At this time of the year, from the end of December until March, this place is known for the population explosion of one particular nudibranch – Flabellina verrilli. At high tide, at the depth about 30-40 feet, along with other sea slugs, one can find quite large members of this gorgeous mollusk. It resembles Flabellina verrucosa, but Verrilli, in my humble opinion, is much prettier than its counterpart.

Flabellina verrilli

Flabellina verrucosa

It has a wider, broader foot (body), bluish tinge, at the base of its numerous cerates, larger, corrugated rhinophores and longer oral tentacles. To be silly 😉 one may say that it is F. verrucosa on steroids.

Flabellina verrilli

By the way, if I am not mistaken, during this dive, we also saw Flabellina gracilis, but this one is an anorectic in comparison to verrilli.

Diving

Anyway, due to ongoing Peirce Island Wastewater facility upgrade project, we had to make a few trips from the parking lot to the dive-site. A bit of an inconvenience, but if you arrive earlier, with an hour to spare, then a few 4-5 minutes unhurried walks, each way, won’t spoil the experience.

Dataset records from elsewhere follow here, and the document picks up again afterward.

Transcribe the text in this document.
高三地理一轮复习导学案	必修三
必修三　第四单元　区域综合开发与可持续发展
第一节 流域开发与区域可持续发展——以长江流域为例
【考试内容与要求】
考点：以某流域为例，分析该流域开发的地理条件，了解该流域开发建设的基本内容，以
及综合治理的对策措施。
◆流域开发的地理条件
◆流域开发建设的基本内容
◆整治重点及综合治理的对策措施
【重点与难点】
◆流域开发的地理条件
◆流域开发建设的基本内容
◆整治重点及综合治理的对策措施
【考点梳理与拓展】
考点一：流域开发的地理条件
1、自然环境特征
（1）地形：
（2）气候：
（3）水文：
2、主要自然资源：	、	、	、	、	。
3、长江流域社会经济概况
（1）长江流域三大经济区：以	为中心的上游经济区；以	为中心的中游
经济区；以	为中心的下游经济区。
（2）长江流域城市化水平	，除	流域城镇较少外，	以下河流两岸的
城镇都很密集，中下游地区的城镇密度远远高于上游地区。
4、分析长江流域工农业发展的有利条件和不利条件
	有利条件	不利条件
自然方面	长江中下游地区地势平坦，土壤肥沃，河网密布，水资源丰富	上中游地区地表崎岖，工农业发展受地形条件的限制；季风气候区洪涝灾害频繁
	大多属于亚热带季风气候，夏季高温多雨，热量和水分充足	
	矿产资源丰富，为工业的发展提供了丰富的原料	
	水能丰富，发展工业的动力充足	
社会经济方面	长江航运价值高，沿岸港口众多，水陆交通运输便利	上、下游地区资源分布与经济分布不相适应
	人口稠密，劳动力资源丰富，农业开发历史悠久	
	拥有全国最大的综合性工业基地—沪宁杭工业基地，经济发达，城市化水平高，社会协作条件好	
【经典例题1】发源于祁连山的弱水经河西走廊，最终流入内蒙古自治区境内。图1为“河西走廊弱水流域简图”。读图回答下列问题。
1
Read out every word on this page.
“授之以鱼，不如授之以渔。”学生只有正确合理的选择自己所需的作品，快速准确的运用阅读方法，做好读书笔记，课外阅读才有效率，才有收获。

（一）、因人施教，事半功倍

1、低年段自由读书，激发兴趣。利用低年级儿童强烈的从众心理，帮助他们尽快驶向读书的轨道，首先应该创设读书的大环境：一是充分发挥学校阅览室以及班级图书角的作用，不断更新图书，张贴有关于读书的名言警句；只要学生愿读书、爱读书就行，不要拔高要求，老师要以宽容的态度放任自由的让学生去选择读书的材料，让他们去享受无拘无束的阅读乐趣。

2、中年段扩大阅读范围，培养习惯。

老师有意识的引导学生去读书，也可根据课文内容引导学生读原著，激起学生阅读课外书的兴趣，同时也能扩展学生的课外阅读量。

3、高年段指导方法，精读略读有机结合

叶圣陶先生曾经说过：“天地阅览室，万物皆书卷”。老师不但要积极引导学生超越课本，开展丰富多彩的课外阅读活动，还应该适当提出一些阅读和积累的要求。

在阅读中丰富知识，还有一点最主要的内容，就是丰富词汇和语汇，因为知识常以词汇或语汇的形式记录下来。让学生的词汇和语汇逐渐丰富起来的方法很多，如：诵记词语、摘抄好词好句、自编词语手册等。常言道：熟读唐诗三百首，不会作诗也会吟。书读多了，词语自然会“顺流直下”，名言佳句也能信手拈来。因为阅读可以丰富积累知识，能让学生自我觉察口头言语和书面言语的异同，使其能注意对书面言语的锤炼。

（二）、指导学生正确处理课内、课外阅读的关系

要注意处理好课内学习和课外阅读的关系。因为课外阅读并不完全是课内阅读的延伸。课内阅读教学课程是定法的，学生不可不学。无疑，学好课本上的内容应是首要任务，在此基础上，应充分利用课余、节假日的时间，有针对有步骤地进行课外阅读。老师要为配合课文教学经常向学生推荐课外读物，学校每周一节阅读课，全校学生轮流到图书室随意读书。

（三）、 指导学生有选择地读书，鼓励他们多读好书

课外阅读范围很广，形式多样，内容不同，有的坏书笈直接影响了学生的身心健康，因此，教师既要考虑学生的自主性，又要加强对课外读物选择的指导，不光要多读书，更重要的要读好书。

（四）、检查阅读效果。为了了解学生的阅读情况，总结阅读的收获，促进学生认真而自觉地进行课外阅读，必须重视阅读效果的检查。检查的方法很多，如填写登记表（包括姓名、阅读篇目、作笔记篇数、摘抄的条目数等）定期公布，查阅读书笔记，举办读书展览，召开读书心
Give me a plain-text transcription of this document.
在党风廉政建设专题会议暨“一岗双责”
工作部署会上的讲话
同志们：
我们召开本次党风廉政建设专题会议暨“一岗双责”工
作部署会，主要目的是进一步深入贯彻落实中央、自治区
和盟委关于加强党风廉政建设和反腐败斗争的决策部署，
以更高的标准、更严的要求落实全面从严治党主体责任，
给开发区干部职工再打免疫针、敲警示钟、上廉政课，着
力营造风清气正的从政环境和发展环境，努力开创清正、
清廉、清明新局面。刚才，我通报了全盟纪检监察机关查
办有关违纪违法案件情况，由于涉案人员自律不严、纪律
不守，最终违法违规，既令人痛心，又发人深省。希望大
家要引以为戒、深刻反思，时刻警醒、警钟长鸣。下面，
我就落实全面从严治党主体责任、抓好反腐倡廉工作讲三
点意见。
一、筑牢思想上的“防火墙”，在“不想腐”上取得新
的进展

Bushy-backed nudibranch (Dendronotus frondosus)

And that’s what we did. We entered the water at about 10:30 am and began exploring the site. At first, I wanted to follow Michael Macdonald and finally get to the Wall. But with a bulky camera setup and pushing current, I indicated to Michael that I am turning around, and I went back to the hydroid fields, where usually we see lots of verrillis.

Tubularian hydroid (Ectopleura crocea)

Despite spectacular visibility, about 30-40 feet, I’ve managed to get lost and, instead of a field of Tubularia hydroids, ended up hovering above the field of tiny mussels. But right there, on the stalk of a hydroid, I spotted Catriona gymnota, the nudibranch that in all my years of local diving, I’ve seen only a few times.

Catriona gymnota

Thus, you can imagine my excitement and number of pictures depicted C. gymnota. When I satisfy my “appetite”, I looked to see if Mike, Andrea or Reg were near me, so I could share my finding with them. I saw no divers and a few minutes later decided to get shallower, ascending from 40 to 30 feet. Still no one around. Hence, I resurfaced and spotted Andrea’s flag.

Northern Cerianthid (Cerianthus borealis)

10-15 minutes later I saw camera flashes and then all 3 divers, slowly climbing back to the shore. Before we came out, we spotted huge, white Bushy-backed nudibranch and Flabellina verrucosa.

Bushy-backed nudibranch (Dendronotus frondosus)

Before I continue with the dive, I’d like to say that while I was writing this report, I checked the names of nudis and stumbled on the article, indicated name change for the Dendronotus frondosus, claiming that these days it is known as a Dendronotus venustus. I checked WoRMS and Catalogue of Life websites, finding … that both names are excepted. Additionally, Google search returns plenty of similarly looking nudibranch for both names.

2019.01.22. As of today, the following was determined.; Dendronotus venustus is a specie of a Dendronotids that lives on the Pacific coast, and should not be mixed up with its Europian counterpart Dendronotus frondosus. (More info from the iNaturalist website)

Hairy spiny doris (Acanthodoris pilosa)

Anyhow, we took a few more shots and came out of the water. Forty-fifty minutes later we reunited at the 5 Thai Bistro, off-gassing using Singha beer and warming ourselves up with a scrumptious meal.

Sand shrimp (Crangon septemspinosa)

Later, Andrea and I drove to the Rock Sculpture point – Periwinkle Cove and took a few shots of some elaborate “Inuksuit” (plural from inuksuk  ).

Rock Sculpture point – Periwinkle Cove (Rye, NH)

And that’s that. I want to express my gratitude to Andrea, Michael, and Reg for a delightful company, you, guys, made this dive a cheerful and an interesting one.

Awesome new discoveries and safe diving to all.